Since 1990, the Nigerian government has repeatedly violated both international and domestic prohibitions on torture and other cruel, inhuman or degrading treatment against the indigenous people of Ogoniland for oil exploitation. Torture and other cruel, inhuman or degrading treatment must stop.
The Ogoni people have been victims of human right violations over the years. In 1990, Mobile Police Force men (MPF) shot down protesters against Shell in the village of Umuechem, killing 80 people and destroying 495 homes. In 1993, following protests that were designed to stop contractors from laying a new pipeline for Shell, the MOF raided the area to quell the unrest. In the chaos that followed, over 27 villages were raided, resulting in the death of over 2,000 Ogoni people and displacement of 80,000.
According to Amnesty International's 2009 report, "Killing At Will: Extrajudicial Executions and Other Unlawful Killings by the Police in Nigeria." Amnesty International documented 29 cases of victims of enforced disappearances and extrajudicial executions who had never appeared before a judge.
Since 1993 the Nigerian government and Shell have continuously harasses, arrests, beats, tortures, rapes and kills the Ogoni children, women and men. Between 1993 and 1996 over 2,000 children, women and men were killed and 30 Ogoniland villages were destroyed by the Nigerian armed forces.

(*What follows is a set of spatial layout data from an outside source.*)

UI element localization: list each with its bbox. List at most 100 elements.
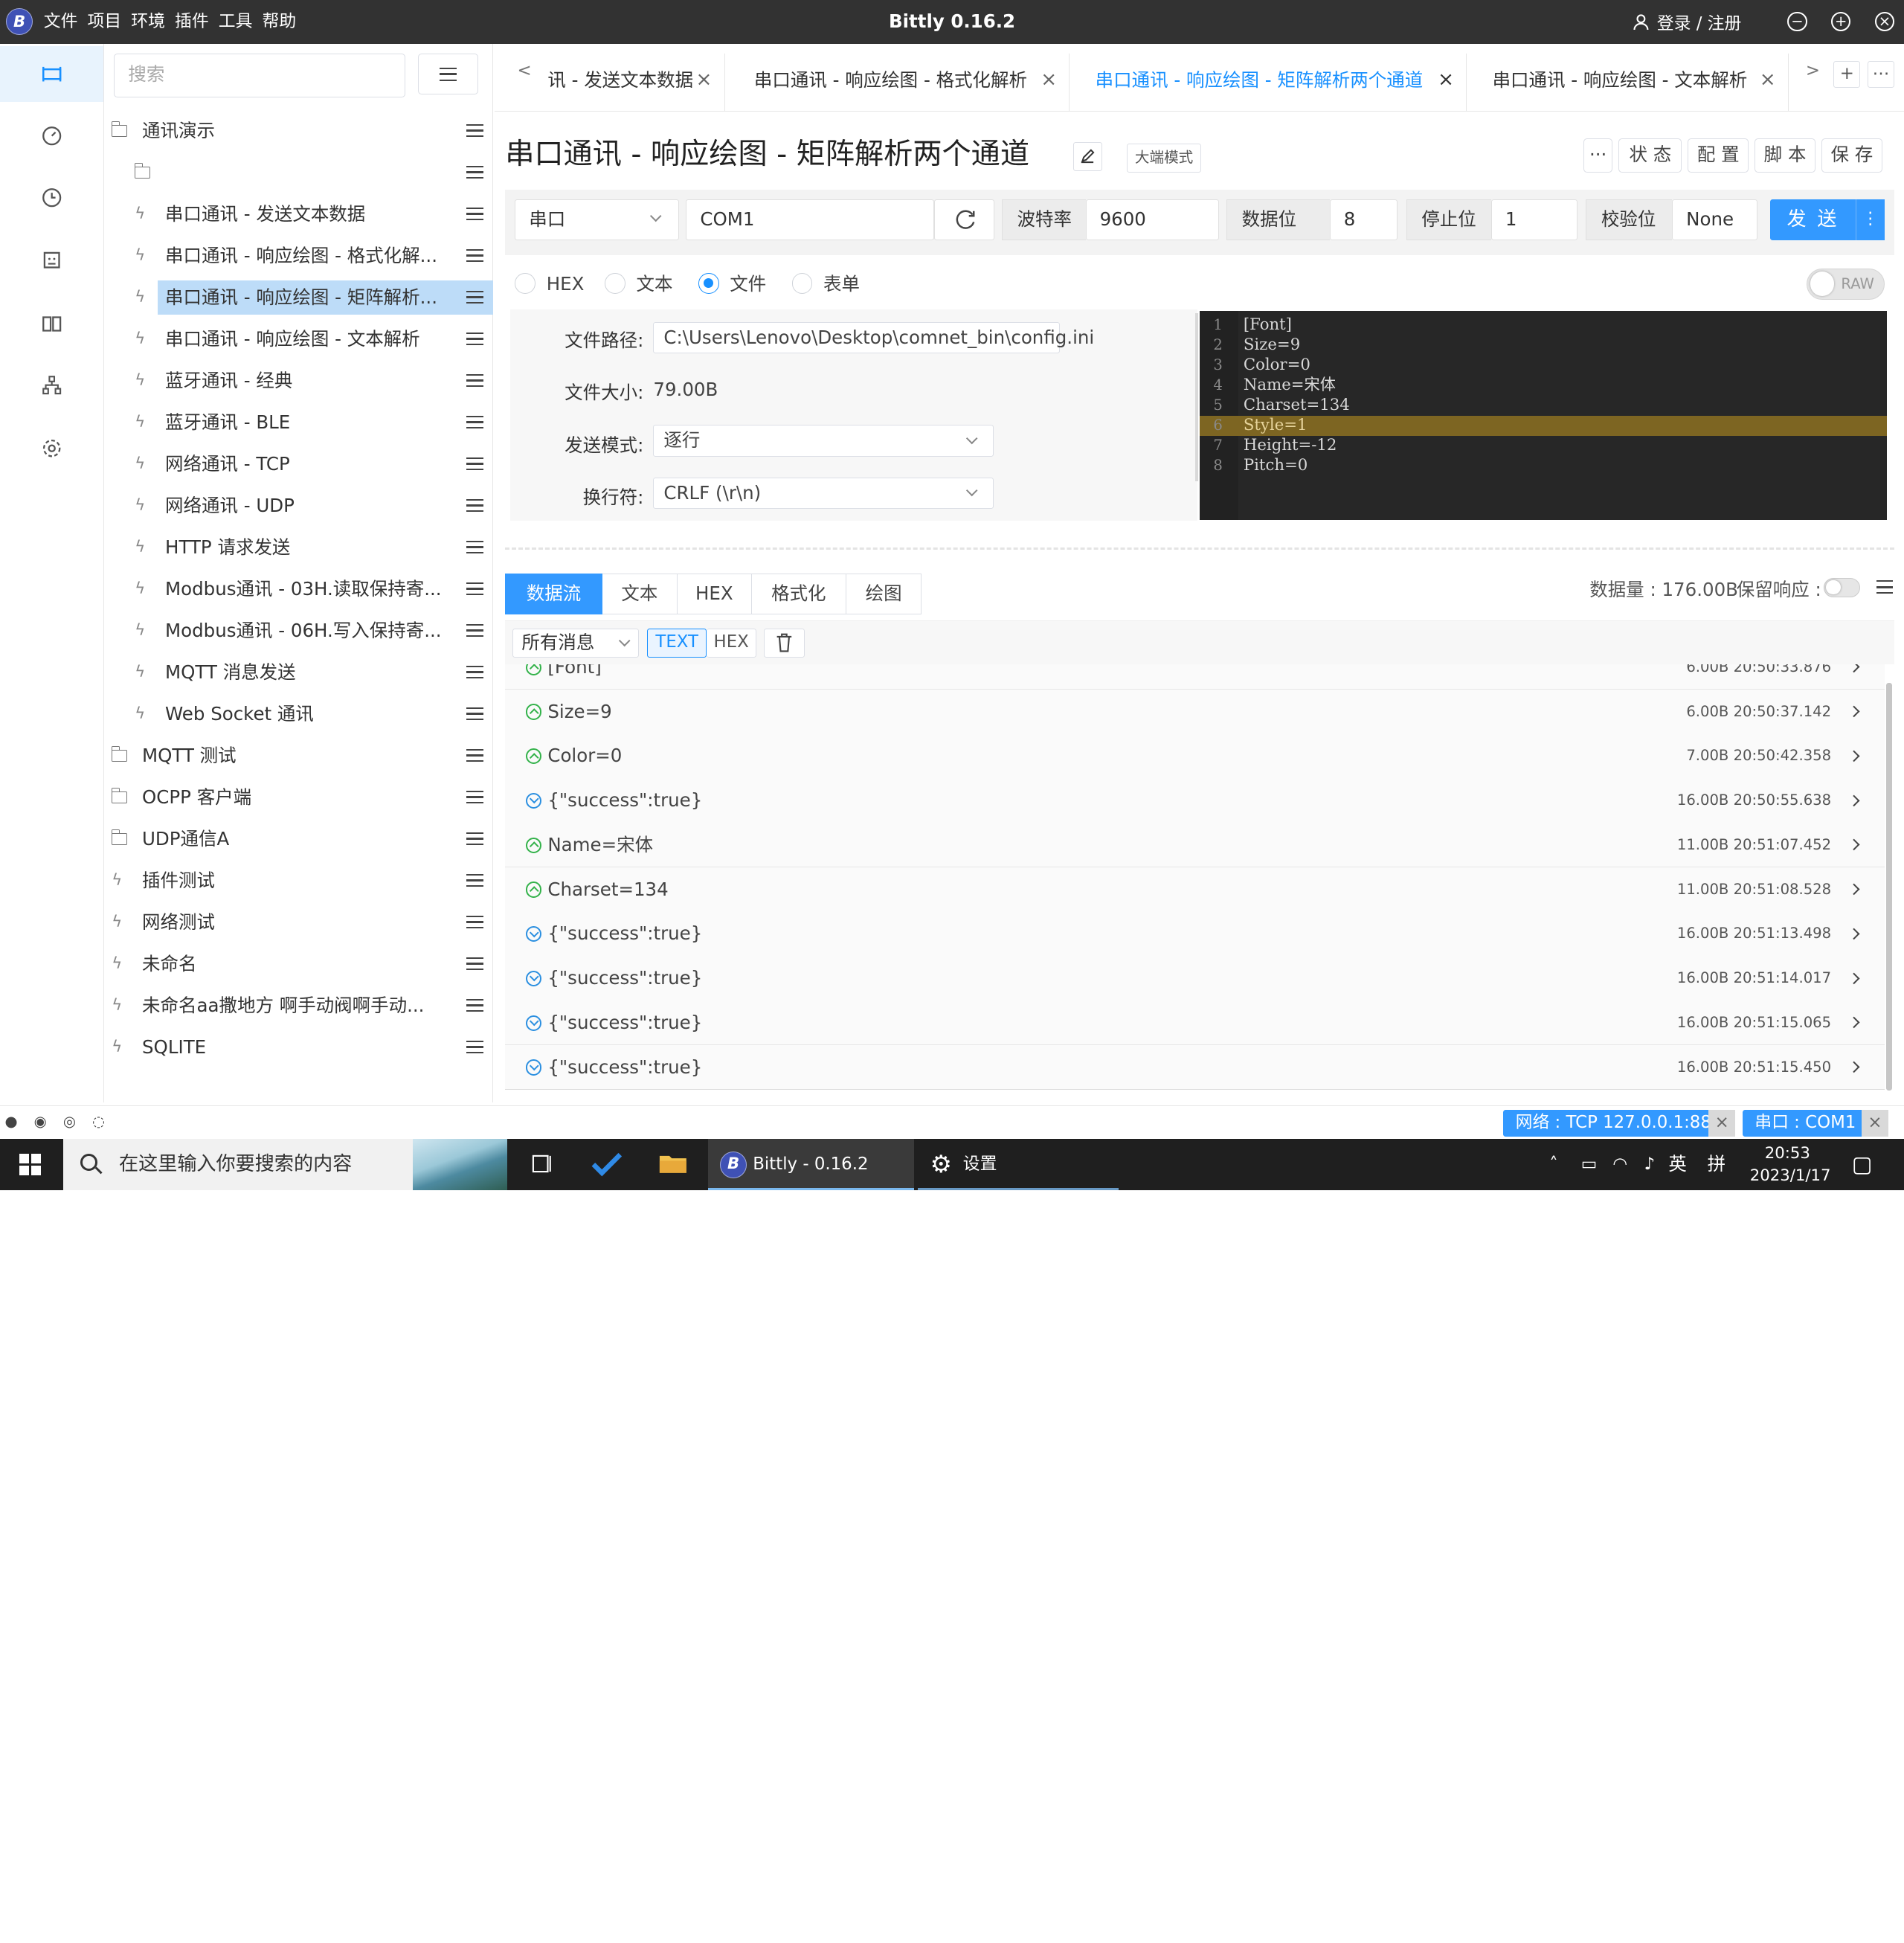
tab-more-button[interactable]: ⋯	[1868, 61, 1894, 88]
tree-search-input[interactable]: 搜索	[114, 54, 405, 97]
result-tab-hex[interactable]: HEX	[678, 574, 752, 615]
tree-item[interactable]: ϟWeb Socket 通讯	[104, 697, 492, 731]
tree-item[interactable]: ϟ未命名	[104, 947, 492, 981]
tree-item[interactable]: ϟ串口通讯 - 响应绘图 - 格式化解...	[104, 239, 492, 273]
tab-format-parse[interactable]: 串口通讯 - 响应绘图 - 格式化解析 ×	[726, 54, 1070, 112]
data-bits-input[interactable]: 8	[1330, 199, 1398, 241]
results-menu-icon[interactable]	[1876, 580, 1894, 594]
tree-item[interactable]: ϟ蓝牙通讯 - 经典	[104, 364, 492, 398]
tree-item-menu-icon[interactable]	[466, 999, 483, 1012]
tree-item[interactable]: ϟModbus通讯 - 06H.写入保持寄...	[104, 614, 492, 648]
tree-item[interactable]: OCPP 客户端	[104, 780, 492, 815]
menu-project[interactable]: 项目	[88, 0, 122, 44]
menu-env[interactable]: 环境	[131, 0, 165, 44]
tab-close-icon[interactable]: ×	[1760, 54, 1776, 107]
tree-item[interactable]: ϟ串口通讯 - 响应绘图 - 文本解析	[104, 322, 492, 356]
tab-close-icon[interactable]: ×	[1438, 54, 1454, 107]
text-view-button[interactable]: TEXT	[647, 629, 707, 658]
tree-item-menu-icon[interactable]	[466, 791, 483, 804]
message-row[interactable]: {"success":true}16.00B 20:51:15.450	[505, 1045, 1885, 1090]
message-row[interactable]: Color=07.00B 20:50:42.358	[505, 733, 1885, 778]
notification-icon[interactable]: ▢	[1852, 1139, 1873, 1190]
result-tab-chart[interactable]: 绘图	[846, 574, 922, 615]
tree-item-menu-icon[interactable]	[466, 166, 483, 179]
tree-item-menu-icon[interactable]	[466, 208, 483, 221]
refresh-ports-button[interactable]	[934, 199, 995, 241]
tree-item[interactable]: 通讯演示	[104, 114, 492, 148]
line-ending-select[interactable]: CRLF (\r\n)	[653, 478, 993, 509]
result-tab-format[interactable]: 格式化	[752, 574, 846, 615]
parity-input[interactable]: None	[1672, 199, 1757, 241]
tree-item-menu-icon[interactable]	[466, 666, 483, 679]
tree-item[interactable]: UDP通信A	[104, 822, 492, 856]
tree-menu-button[interactable]	[418, 54, 479, 95]
task-view-button[interactable]	[530, 1139, 554, 1190]
chevron-right-icon[interactable]	[1847, 972, 1859, 984]
tree-item-menu-icon[interactable]	[466, 291, 483, 304]
edit-title-button[interactable]	[1073, 142, 1102, 171]
message-row[interactable]: [Font]6.00B 20:50:33.876	[505, 664, 1885, 690]
more-actions-button[interactable]: ···	[1583, 138, 1612, 173]
chevron-right-icon[interactable]	[1847, 928, 1859, 940]
github-icon[interactable]: ◎	[63, 1114, 80, 1131]
maximize-button[interactable]: +	[1831, 12, 1850, 31]
serial-status-pill[interactable]: 串口 : COM1 ×	[1743, 1110, 1888, 1137]
tree-item-menu-icon[interactable]	[466, 541, 483, 554]
message-filter-select[interactable]: 所有消息	[512, 629, 639, 658]
rail-robot[interactable]	[0, 232, 103, 288]
message-row[interactable]: {"success":true}16.00B 20:51:14.017	[505, 956, 1885, 1001]
connection-type-select[interactable]: 串口	[515, 199, 678, 241]
tree-item[interactable]: MQTT 测试	[104, 739, 492, 773]
tabs-scroll-left[interactable]: <	[518, 61, 532, 80]
chevron-right-icon[interactable]	[1847, 664, 1859, 673]
endian-mode-tag[interactable]: 大端模式	[1127, 144, 1201, 173]
chevron-right-icon[interactable]	[1847, 1017, 1859, 1029]
tab-matrix-parse[interactable]: 串口通讯 - 响应绘图 - 矩阵解析两个通道 ×	[1071, 54, 1467, 112]
tabs-scroll-right[interactable]: >	[1806, 61, 1820, 80]
message-row[interactable]: Charset=13411.00B 20:51:08.528	[505, 867, 1885, 912]
menu-plugin[interactable]: 插件	[175, 0, 209, 44]
stop-bits-input[interactable]: 1	[1491, 199, 1577, 241]
tree-item[interactable]: ϟ插件测试	[104, 864, 492, 898]
ime-mode[interactable]: 拼	[1708, 1139, 1726, 1190]
tree-item[interactable]: ϟ未命名aa撒地方 啊手动阀啊手动...	[104, 989, 492, 1023]
close-network-icon[interactable]: ×	[1708, 1110, 1735, 1137]
script-button[interactable]: 脚 本	[1755, 138, 1815, 173]
qq-icon[interactable]: ●	[5, 1114, 22, 1131]
tab-close-icon[interactable]: ×	[1041, 54, 1057, 107]
baud-rate-input[interactable]: 9600	[1086, 199, 1220, 241]
tab-send-text[interactable]: 讯 - 发送文本数据 ×	[543, 54, 725, 112]
tree-item[interactable]: ϟ网络测试	[104, 905, 492, 940]
add-tab-button[interactable]: +	[1833, 61, 1860, 88]
chevron-right-icon[interactable]	[1847, 884, 1859, 896]
status-button[interactable]: 状 态	[1618, 138, 1682, 173]
tree-item-menu-icon[interactable]	[466, 499, 483, 513]
raw-toggle[interactable]: RAW	[1807, 269, 1884, 300]
minimize-button[interactable]: −	[1787, 12, 1807, 31]
windows-start-button[interactable]	[19, 1154, 41, 1175]
message-row[interactable]: {"success":true}16.00B 20:51:15.065	[505, 1001, 1885, 1045]
rail-docs[interactable]	[0, 295, 103, 351]
tree-item-menu-icon[interactable]	[466, 749, 483, 762]
file-panel-scrollbar[interactable]	[1195, 313, 1199, 481]
taskbar-app-settings[interactable]: ⚙ 设置	[918, 1139, 1118, 1190]
tree-item-menu-icon[interactable]	[466, 374, 483, 388]
tree-item[interactable]	[104, 155, 492, 190]
file-content-editor[interactable]: 1[Font]2Size=93Color=04Name=宋体5Charset=1…	[1200, 311, 1887, 520]
tree-item-menu-icon[interactable]	[466, 624, 483, 638]
tree-item[interactable]: ϟMQTT 消息发送	[104, 655, 492, 690]
tree-item-menu-icon[interactable]	[466, 333, 483, 346]
chevron-right-icon[interactable]	[1847, 1062, 1859, 1073]
file-path-input[interactable]: C:\Users\Lenovo\Desktop\comnet_bin\confi…	[653, 322, 1060, 353]
chevron-right-icon[interactable]	[1847, 839, 1859, 851]
tree-item-menu-icon[interactable]	[466, 832, 483, 846]
message-row[interactable]: Name=宋体11.00B 20:51:07.452	[505, 823, 1885, 867]
close-serial-icon[interactable]: ×	[1862, 1110, 1888, 1137]
chevron-right-icon[interactable]	[1847, 794, 1859, 806]
close-window-button[interactable]: ×	[1875, 12, 1894, 31]
tree-item-menu-icon[interactable]	[466, 957, 483, 971]
rail-dashboard[interactable]	[0, 108, 103, 164]
tree-item[interactable]: ϟ串口通讯 - 发送文本数据	[104, 197, 492, 231]
rail-network[interactable]	[0, 357, 103, 413]
config-button[interactable]: 配 置	[1688, 138, 1749, 173]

On November 10th, 1995, without any valid allegation, Mr. Ken Saro-Wiwa and eight other Ogoni leaders were hanged by the Nigerian government. Their crimes? Asking for the protection of their basic human rights, voicing their right to self-determination, and exposing the Shell Petroleum Development Company's (SPDC) role in destroying their homeland, dismantling their communities and killing their people.
Today, the Ogoni people have: No functioning schools, No functioning hospitals, No social welfare programs, No pipe-borne water, No electricity, No job opportunities, No economic development projects and the people are living under fifty cents ($0.50) a day.